2The Applicant is not a licensed driver and was a pedestrian progressing through a crosswalk when struck by a motor vehicle.
ISSUES
3The issues in dispute are:
i. Are the Applicant’s injuries predominantly minor as defined in s. 3 of the Schedule and therefore subject to treatment within the $3,500.00 Minor Injury Guideline (“MIG”) limit? Note: The parties agree the MIG limits have been exhausted.
ii. Is the Applicant entitled to $2,680.00 for an orthopedic assessment, proposed by Complete Rehab Centre in a treatment plan/OCF-18 (“plan”) dated February 15, 2022?
iii. Is the Applicant entitled to $2,460.00 for psychological services, proposed by Complete Rehab Centre in a plan dated April 18, 2022?
iv. Is the Respondent liable to pay an award under s. 10 of Reg. 664 because it unreasonably withheld or delayed payments to the Applicant?
v. Is the Applicant entitled to interest on any overdue payment of benefits?
RESULT
4I find that:
i. The Applicant’s accident-related impairments do not warrant removal from the MIG;
ii. As the Applicant is in the MIG, it is not necessary to consider if the treatment plans in dispute are reasonable and necessary.
iii. The Respondent is not liable to pay an award under s. 10 of Reg. 664; and
iv. As no benefits are payable, the Applicant is not entitled to interest.
ANALYSIS
The Minor Injury Guideline
5I find that the Applicant has not demonstrated, on the balance of probabilities, that she suffers from an injury or condition that warrants removal from the MIG.
6An insured may be removed from the MIG if they can establish that their accident-related injuries fall outside of the MIG or, under s. 18(2), that they have a documented pre-existing injury or condition combined with compelling medical evidence stating that the condition precludes recovery if they are kept within the confines of the MIG. The Tribunal has also determined that chronic pain with functional impairment or a psychological condition may warrant removal from the MIG. In all cases, the burden of proof lies with the Applicant.
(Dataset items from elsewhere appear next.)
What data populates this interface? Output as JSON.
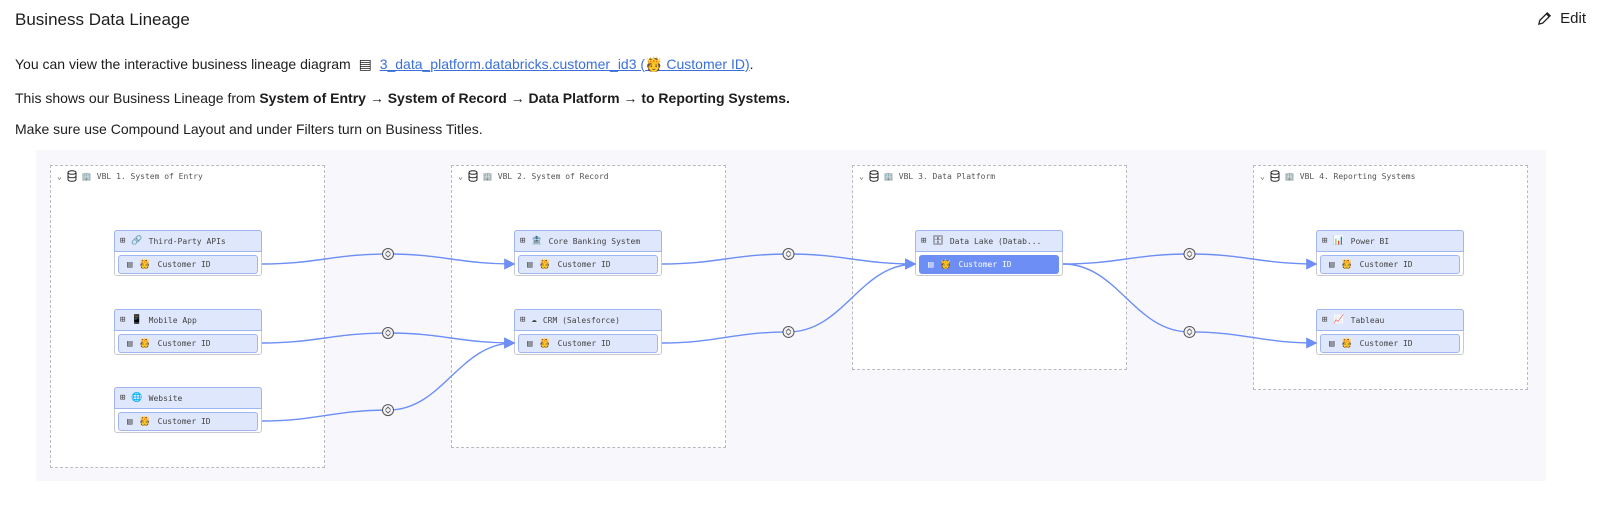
{
  "header": {
    "title": "Business Data Lineage",
    "edit_label": "Edit"
  },
  "intro": {
    "line1_prefix": "You can view the interactive business lineage diagram",
    "line1_link": "3_data_platform.databricks.customer_id3 (",
    "line1_link_suffix": " Customer ID)",
    "line1_end": ".",
    "line2_prefix": "This shows our Business Lineage from ",
    "line2_bold": "System of Entry → System of Record → Data Platform → to Reporting Systems.",
    "line3": "Make sure use Compound Layout and under Filters turn on Business Titles."
  },
  "colors": {
    "accent": "#6c8ef5",
    "node_bg": "#dfe7fc",
    "link": "#3b6fd9"
  },
  "groups": [
    {
      "label": "VBL 1. System of Entry"
    },
    {
      "label": "VBL 2. System of Record"
    },
    {
      "label": "VBL 3. Data Platform"
    },
    {
      "label": "VBL 4. Reporting Systems"
    }
  ],
  "nodes": [
    {
      "title": "Third-Party APIs",
      "icon": "🔗",
      "field": "Customer ID"
    },
    {
      "title": "Mobile App",
      "icon": "📱",
      "field": "Customer ID"
    },
    {
      "title": "Website",
      "icon": "🌐",
      "field": "Customer ID"
    },
    {
      "title": "Core Banking System",
      "icon": "🏦",
      "field": "Customer ID"
    },
    {
      "title": "CRM (Salesforce)",
      "icon": "☁",
      "field": "Customer ID"
    },
    {
      "title": "Data Lake (Datab...",
      "icon": "🗄",
      "field": "Customer ID",
      "selected": true
    },
    {
      "title": "Power BI",
      "icon": "📊",
      "field": "Customer ID"
    },
    {
      "title": "Tableau",
      "icon": "📈",
      "field": "Customer ID"
    }
  ],
  "edges": [
    {
      "from": "Third-Party APIs",
      "to": "Core Banking System"
    },
    {
      "from": "Mobile App",
      "to": "CRM (Salesforce)"
    },
    {
      "from": "Website",
      "to": "CRM (Salesforce)"
    },
    {
      "from": "Core Banking System",
      "to": "Data Lake (Datab..."
    },
    {
      "from": "CRM (Salesforce)",
      "to": "Data Lake (Datab..."
    },
    {
      "from": "Data Lake (Datab...",
      "to": "Power BI"
    },
    {
      "from": "Data Lake (Datab...",
      "to": "Tableau"
    }
  ]
}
7The Applicant submits that she requires treatment beyond the MIG because she has a documented pre‑existing condition, mechanical back pain, that precludes maximal recovery within the MIG. She further submits that she suffers from chronic pain that results in functional impairment and psychological symptoms.
Pre-existing Condition
8I find that the Applicant has failed to prove, on a balance of probabilities, that she had a pre-existing condition that would prevent achieving maximal recovery from the accident-related minor injuries, if treated within the MIG.
9In order to be removed from the MIG limits based on a pre-existing condition, pursuant to s. 18(2) of the Schedule, the Applicant must provide compelling evidence, documented before the accident, from her health practitioner that she had a pre-existing medical condition that will prevent her achieving maximal recovery from her minor injuries if subject to the MIG limit.
10I find that although the Applicant had a pre-existing condition, mechanical back pain, there is little evidence to support that any pre-existing condition prevented the Applicant from achieving maximum medical recovery from her accident-related injuries.
11The Applicant points me to the s. 25 report dated April 4, 2022, completed by Dr. Michael West, orthopedic specialist. Dr. West noted that, “Ms. Pinnock requires ongoing treatment and rehabilitation in order to achieve maximum medical recovery. These treatment modalities will far exceed the $3500 under the MIG.” The Applicant therefore argues that she should be removed from the MIG based on her pre-existing medical condition that was exacerbated as a result of the accident.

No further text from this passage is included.